С начала 1930-х его переписка с деятелями русской военной эмиграции становится все более оживленной, и это отнюдь не случайно. Оглядываясь на события первой половины XX века, можно сказать, что мировая война в действительности не прекращалась – народы Европы получили лишь короткую передышку перед новыми битвами. Националистические организации и радикальные движения, как правые, так и левые, завоевывали все большую популярность. Кое-где диктатура установилась уже в 1920-е годы: Хорти – в Венгрии в 1920 году, Муссолини – в Италии в 1922 году, Пилсудского – в Польше в 1926 году. В начале 1930-х в Германии приходит к власти Гитлер. В то же время в СССР постепенно прибирает власть к рукам Сталин и его окружение. Родились колхозы, крестьяне заполнили концлагеря. Борьба между коммунизмом и антикоммунизмом приобретает черты крестового похода. Надежды русской контрреволюционной эмиграции вновь обрели под собою какую-то почву; она жаждала участия в этом походе.

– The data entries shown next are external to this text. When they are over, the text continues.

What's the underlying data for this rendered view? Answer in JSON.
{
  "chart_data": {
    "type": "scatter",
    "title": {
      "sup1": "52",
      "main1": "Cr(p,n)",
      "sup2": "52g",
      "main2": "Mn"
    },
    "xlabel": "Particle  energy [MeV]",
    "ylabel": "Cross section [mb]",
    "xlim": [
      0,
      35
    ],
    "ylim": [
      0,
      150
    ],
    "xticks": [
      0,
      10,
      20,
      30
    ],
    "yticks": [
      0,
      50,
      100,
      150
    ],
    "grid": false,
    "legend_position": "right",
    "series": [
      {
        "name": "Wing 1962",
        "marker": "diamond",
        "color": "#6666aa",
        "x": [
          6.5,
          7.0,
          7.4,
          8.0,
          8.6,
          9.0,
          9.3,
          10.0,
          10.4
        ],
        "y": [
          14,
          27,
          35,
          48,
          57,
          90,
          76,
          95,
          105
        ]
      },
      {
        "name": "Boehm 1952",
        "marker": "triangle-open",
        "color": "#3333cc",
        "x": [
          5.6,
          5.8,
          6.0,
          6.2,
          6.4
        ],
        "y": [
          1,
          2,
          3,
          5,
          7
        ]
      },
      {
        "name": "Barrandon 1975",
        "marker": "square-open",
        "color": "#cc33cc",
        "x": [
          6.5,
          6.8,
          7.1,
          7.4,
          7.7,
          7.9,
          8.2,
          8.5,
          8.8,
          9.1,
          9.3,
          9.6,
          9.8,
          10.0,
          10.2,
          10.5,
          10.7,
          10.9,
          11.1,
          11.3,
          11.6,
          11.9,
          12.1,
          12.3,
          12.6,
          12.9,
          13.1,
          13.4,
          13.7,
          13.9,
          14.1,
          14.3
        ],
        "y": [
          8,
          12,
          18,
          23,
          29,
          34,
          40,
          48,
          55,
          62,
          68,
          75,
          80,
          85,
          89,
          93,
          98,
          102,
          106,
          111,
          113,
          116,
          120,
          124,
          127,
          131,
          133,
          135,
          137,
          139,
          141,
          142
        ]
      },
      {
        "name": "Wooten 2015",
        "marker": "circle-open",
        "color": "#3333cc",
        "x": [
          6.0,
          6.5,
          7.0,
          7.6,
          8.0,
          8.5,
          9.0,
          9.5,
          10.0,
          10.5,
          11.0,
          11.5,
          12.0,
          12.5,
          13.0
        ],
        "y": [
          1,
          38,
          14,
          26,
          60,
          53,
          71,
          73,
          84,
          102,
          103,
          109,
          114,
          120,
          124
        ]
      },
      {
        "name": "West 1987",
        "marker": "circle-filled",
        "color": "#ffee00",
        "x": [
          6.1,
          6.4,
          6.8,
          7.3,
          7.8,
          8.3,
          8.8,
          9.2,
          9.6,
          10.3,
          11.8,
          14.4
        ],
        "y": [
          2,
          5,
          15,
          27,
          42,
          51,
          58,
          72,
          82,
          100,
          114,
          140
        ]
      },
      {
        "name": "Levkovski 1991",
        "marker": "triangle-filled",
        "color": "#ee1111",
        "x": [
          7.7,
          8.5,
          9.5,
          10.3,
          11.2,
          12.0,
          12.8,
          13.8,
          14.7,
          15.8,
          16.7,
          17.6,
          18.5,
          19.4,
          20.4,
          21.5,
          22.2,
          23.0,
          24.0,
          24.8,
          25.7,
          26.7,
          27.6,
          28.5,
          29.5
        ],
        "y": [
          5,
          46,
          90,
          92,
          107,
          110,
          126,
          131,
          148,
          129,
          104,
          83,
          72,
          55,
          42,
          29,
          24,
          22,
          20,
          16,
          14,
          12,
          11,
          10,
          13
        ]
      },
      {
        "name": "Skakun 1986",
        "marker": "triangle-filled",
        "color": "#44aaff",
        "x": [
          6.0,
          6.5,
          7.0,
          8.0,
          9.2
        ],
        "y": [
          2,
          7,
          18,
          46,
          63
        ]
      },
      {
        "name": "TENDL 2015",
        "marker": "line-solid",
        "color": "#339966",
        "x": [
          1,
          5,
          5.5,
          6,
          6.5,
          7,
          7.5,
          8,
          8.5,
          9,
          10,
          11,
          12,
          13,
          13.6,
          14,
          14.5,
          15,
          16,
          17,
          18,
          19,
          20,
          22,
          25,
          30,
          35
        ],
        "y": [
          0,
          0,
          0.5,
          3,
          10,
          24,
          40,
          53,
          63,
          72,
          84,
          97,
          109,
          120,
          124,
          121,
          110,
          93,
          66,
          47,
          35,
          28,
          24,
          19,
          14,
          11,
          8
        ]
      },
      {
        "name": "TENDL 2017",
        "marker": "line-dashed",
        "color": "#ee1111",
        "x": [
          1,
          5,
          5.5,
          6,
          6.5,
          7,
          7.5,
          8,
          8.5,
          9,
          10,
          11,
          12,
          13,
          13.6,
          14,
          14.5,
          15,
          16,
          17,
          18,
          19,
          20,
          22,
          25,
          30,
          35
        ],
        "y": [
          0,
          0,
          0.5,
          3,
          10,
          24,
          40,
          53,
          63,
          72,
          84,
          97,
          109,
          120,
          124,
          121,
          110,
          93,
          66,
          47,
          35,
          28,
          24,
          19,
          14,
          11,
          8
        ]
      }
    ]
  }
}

Маннергейм с пристальным вниманием следил за тем, как развиваются события в Европе. Интересовался и происходящим в эмигрантских кругах, но был крайне осторожен, поскольку начиная с 1931 года вновь занял ответственную государственную должность: он становится председателем Совета обороны Финляндии.

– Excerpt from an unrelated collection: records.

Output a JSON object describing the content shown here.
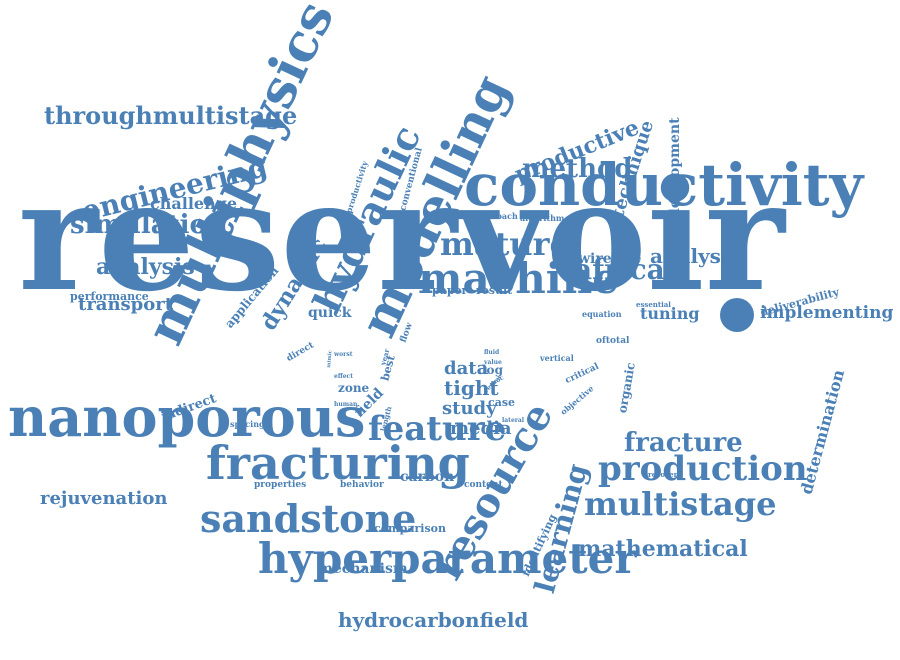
{
  "color": "#4a80b5",
  "words": [
    "reservoir",
    "conductivity",
    "nanoporous",
    "multiphysics",
    "modelling",
    "hyperparameter",
    "fracturing",
    "machine",
    "resource",
    "hydraulic",
    "sandstone",
    "production",
    "feature",
    "mature",
    "multistage",
    "learning",
    "engineering",
    "simulation",
    "method",
    "throughmultistage",
    "fracture",
    "african",
    "mathematical",
    "analysis",
    "productive",
    "hydrocarbonfield",
    "rejuvenation",
    "dynamic",
    "determination",
    "implementing",
    "technique",
    "analyser",
    "transport",
    "tight",
    "study",
    "data",
    "media",
    "development",
    "challenge",
    "mechanism",
    "tuning",
    "field",
    "wireline",
    "indirect",
    "quick",
    "carbon",
    "application",
    "log",
    "organic",
    "comparison",
    "performance",
    "paper",
    "result",
    "zone",
    "case",
    "deliverability",
    "identifying",
    "properties",
    "behavior",
    "content",
    "conventional",
    "productivity",
    "critical",
    "objective",
    "best",
    "direct",
    "flow",
    "approach",
    "algorithm",
    "equation",
    "essential",
    "oftotal",
    "vertical",
    "spacing",
    "recovery",
    "human",
    "effect",
    "worst",
    "year",
    "length",
    "fluid",
    "value",
    "lateral",
    "review",
    "proc",
    "mimic"
  ]
}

По крайней мере двое из корреспондентов Маннергейма тех лет – видные фигуры Белого движения. Оба, как и Маннергейм, бывшие кавалергарды. Взгляды и устремления всех троих во многом совпадали. Первому из них, светлейшему князю Анатолию Ливену, довелось, подобно Маннергейму, воевать за независимую Латвию и жить затем в отпавшем от Российской империи суверенном государстве. Правда, Ливен не занимал значительных постов ни на фронте, ни в Латвийской республике. Во-первых, у него не было высокого военного звания. Во-вторых, в отличие от малоизвестных шведско-финских аристократов Маннергеймов, носители «говорящей» фамилии Ливен[310], чьи родовые поместья находились в Латвии и Литве, на протяжении нескольких веков связаны с историей России и русского самодержавия. Ливены издавна жили в Петербурге, были в родстве с высшей русской аристократией – Гагариными, Шуваловыми, Бенкендорфами. Это, конечно, не могло способствовать карьере князя в новосозданной Латвийской республике. И, в-третьих, Ливен был не столь честолюбив и энергичен, как его сослуживец по кавалергардскому полку, финский генерал Маннергейм.